- New customer sign-ups on cryptocurrency exchange Bitstamp rose from 10,000 a week at the start of 2017 to over 100,000 by the end of the year.
- Surge corresponded with the huge rise in the price of bitcoin last year, Bitstamp CEO said.
- Bitstamp had to hire huge amounts of new staff and streamline processes to cope with the influx, CEO said.
- Rival platforms have close off new sign-ups altogether while they deal with their backlogs.
LONDON – New customer sign-ups to the world’s oldest cryptocurrency exchange jumped by 1,000% last year as the price of bitcoin skyrocketed.
Nejc Kodrič, the CEO of Luxembourg-based Bitstamp, told Business Insider that average new customer sign-ups rose from between 5,000 and 10,000 a day at the start of 2017 to over 100,000 a day by the end of the year.
“At the peak, it was 137,000 accounts opened [on one day],” Kodrič said.
“There is a very strong correlation between price and the amount of new users. If you look at the graph, you can quickly figure out when it really started. For us, the whole year was just gradual growth up until the last quarter [of 2017], then it just exploded.”
Bitcoin rocketed over 1,500% against the dollar last year, rising from around $US440 per coin at the start of 2017 to a peak of over $US19,000 in December. The cryptocurrency has since come off its highs and has crashed to below $US12,000 on Tuesday.
Kodrič told BI that Bitstamp grew its headcount last year to cope with the sign-up surge, from a “few dozen” to between 150 and 200 staff. Some teams, such as onboarding and customer service, grew tenfold.

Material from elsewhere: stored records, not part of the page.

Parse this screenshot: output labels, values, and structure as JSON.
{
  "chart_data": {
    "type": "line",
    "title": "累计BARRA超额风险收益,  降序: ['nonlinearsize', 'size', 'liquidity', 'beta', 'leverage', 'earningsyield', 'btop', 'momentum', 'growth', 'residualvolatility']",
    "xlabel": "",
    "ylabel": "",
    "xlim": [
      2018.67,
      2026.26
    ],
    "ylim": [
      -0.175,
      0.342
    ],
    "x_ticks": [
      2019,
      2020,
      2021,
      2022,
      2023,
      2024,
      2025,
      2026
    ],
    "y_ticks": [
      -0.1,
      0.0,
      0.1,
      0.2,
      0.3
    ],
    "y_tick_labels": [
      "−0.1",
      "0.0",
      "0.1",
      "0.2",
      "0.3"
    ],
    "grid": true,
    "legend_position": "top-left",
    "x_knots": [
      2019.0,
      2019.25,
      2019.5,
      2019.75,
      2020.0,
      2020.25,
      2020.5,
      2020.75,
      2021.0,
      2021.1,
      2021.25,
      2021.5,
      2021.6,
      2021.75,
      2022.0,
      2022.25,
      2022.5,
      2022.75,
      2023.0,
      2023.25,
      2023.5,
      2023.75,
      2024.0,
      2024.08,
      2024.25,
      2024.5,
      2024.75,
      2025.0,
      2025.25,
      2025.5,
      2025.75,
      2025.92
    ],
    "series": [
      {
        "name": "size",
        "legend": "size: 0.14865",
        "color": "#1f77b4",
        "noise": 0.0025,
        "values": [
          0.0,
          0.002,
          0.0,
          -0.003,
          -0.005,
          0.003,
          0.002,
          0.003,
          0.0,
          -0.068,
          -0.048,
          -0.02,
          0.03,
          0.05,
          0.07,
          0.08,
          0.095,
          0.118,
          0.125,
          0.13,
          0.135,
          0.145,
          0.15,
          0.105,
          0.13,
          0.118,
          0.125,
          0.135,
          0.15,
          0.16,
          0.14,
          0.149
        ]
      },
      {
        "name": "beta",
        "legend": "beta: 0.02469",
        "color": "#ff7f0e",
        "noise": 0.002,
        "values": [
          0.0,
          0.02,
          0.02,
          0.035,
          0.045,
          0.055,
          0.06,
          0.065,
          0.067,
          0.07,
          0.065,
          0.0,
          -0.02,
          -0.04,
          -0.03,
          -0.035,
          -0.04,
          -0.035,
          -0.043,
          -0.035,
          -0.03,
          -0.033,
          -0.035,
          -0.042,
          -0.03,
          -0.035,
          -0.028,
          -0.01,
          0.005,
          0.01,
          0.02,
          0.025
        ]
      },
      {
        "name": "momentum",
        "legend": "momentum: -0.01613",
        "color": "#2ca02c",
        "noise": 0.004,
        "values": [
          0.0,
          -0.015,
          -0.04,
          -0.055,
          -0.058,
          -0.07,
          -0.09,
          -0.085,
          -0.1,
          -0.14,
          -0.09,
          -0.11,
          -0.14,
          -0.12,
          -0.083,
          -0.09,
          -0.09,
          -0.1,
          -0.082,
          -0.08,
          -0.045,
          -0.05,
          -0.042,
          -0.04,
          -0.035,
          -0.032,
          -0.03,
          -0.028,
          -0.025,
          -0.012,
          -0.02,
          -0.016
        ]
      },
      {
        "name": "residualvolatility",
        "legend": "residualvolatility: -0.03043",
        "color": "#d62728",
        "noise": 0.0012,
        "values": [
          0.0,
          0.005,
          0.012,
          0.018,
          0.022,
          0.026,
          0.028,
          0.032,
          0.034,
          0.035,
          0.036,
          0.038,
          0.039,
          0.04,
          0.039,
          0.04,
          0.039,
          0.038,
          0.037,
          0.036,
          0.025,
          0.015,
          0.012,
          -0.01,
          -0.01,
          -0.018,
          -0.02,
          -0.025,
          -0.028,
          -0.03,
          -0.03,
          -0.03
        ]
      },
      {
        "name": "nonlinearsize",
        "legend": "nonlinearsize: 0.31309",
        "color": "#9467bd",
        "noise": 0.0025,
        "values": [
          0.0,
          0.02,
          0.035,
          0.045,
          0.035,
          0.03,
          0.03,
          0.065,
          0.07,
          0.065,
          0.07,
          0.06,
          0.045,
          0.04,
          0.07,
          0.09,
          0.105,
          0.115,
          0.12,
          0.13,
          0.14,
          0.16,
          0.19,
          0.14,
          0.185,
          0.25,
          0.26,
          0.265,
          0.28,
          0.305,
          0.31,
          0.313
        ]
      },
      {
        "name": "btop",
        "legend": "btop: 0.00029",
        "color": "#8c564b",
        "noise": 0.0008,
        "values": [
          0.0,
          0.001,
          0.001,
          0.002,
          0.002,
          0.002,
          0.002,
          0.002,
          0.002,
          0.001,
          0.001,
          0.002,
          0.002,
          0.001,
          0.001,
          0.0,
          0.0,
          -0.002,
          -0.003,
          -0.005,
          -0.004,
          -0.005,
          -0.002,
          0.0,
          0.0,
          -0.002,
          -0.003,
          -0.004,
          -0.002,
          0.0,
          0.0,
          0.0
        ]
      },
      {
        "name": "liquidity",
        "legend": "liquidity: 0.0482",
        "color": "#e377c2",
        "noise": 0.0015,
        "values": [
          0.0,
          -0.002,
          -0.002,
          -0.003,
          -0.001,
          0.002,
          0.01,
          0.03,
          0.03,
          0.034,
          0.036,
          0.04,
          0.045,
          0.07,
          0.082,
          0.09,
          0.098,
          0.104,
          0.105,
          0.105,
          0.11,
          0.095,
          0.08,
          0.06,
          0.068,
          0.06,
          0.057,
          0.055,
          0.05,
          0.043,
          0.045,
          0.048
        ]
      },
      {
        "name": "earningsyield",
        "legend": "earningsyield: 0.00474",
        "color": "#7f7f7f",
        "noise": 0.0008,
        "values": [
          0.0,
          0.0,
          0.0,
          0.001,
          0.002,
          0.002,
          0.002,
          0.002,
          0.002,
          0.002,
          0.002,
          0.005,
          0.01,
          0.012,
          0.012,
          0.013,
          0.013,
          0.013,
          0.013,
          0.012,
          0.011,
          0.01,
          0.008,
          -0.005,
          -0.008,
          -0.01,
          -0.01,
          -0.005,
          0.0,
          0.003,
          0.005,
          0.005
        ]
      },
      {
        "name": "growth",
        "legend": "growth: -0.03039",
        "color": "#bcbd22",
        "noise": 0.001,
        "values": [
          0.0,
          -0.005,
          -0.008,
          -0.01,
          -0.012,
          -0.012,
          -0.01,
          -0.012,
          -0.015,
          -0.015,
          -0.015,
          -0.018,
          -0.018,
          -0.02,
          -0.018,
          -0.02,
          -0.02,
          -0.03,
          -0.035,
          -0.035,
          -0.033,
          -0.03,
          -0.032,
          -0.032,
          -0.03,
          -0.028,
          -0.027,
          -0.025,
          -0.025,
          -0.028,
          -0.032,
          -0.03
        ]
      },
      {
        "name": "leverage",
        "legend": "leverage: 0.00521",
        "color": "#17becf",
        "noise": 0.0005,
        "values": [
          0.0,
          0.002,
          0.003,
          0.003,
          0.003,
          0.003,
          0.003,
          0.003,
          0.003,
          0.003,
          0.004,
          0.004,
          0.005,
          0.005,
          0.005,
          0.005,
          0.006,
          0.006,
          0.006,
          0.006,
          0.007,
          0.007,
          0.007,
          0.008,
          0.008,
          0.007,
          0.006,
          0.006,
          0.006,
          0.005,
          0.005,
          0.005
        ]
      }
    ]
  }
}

Even still, Kodrič said: “Our team, plus two third-party providers, are still not enough to keep up with the demand. We are maxing out the capacity that those two companies provide to us and it’s still not enough.”
“All of the exchanges right now have a problem with just the surge in the massive, massive amount of new users,” Kodrič said.
Some users have taken to Twitter to complain of sign-up delays of 1 to 2 weeks on Bitstamp, but Kodrič said the company is beginning to bring this time down.
“We cannot guarantee that someone will be onboarded that we would like – we cannot onboard somebody in 24 hours, which is what we would want to achieve – but we are getting there with the improvements we are making,” he said.
Bitstamp is also dealing with a backlog of customer service enquiries, Kodrič said.
“The profile of new users has changed a bit,” he said. “We’re getting more mainstream users who are not that savvy with investing. That just brings a mass of support tickets with questions, basic questions. That is clogging the system.”
Bitstamp, founded in 2011, has 3 million registered accounts and 500,000 active trading accounts. The exchange, which is the only licensed platform in Europe, is the 14th biggest in the world and had a 24-hour trade volume of $US320 million as of Monday afternoon.
Bitstamp has “more than enough internal cashflow to sustain the growth of the company,” Kodrič said.
Bitstamp raised £7 million ($US10 million) from Pantera Capital in 2013 and £1.7 million ($US2.4 million) through a crowdfunding campaign at the start of 2017.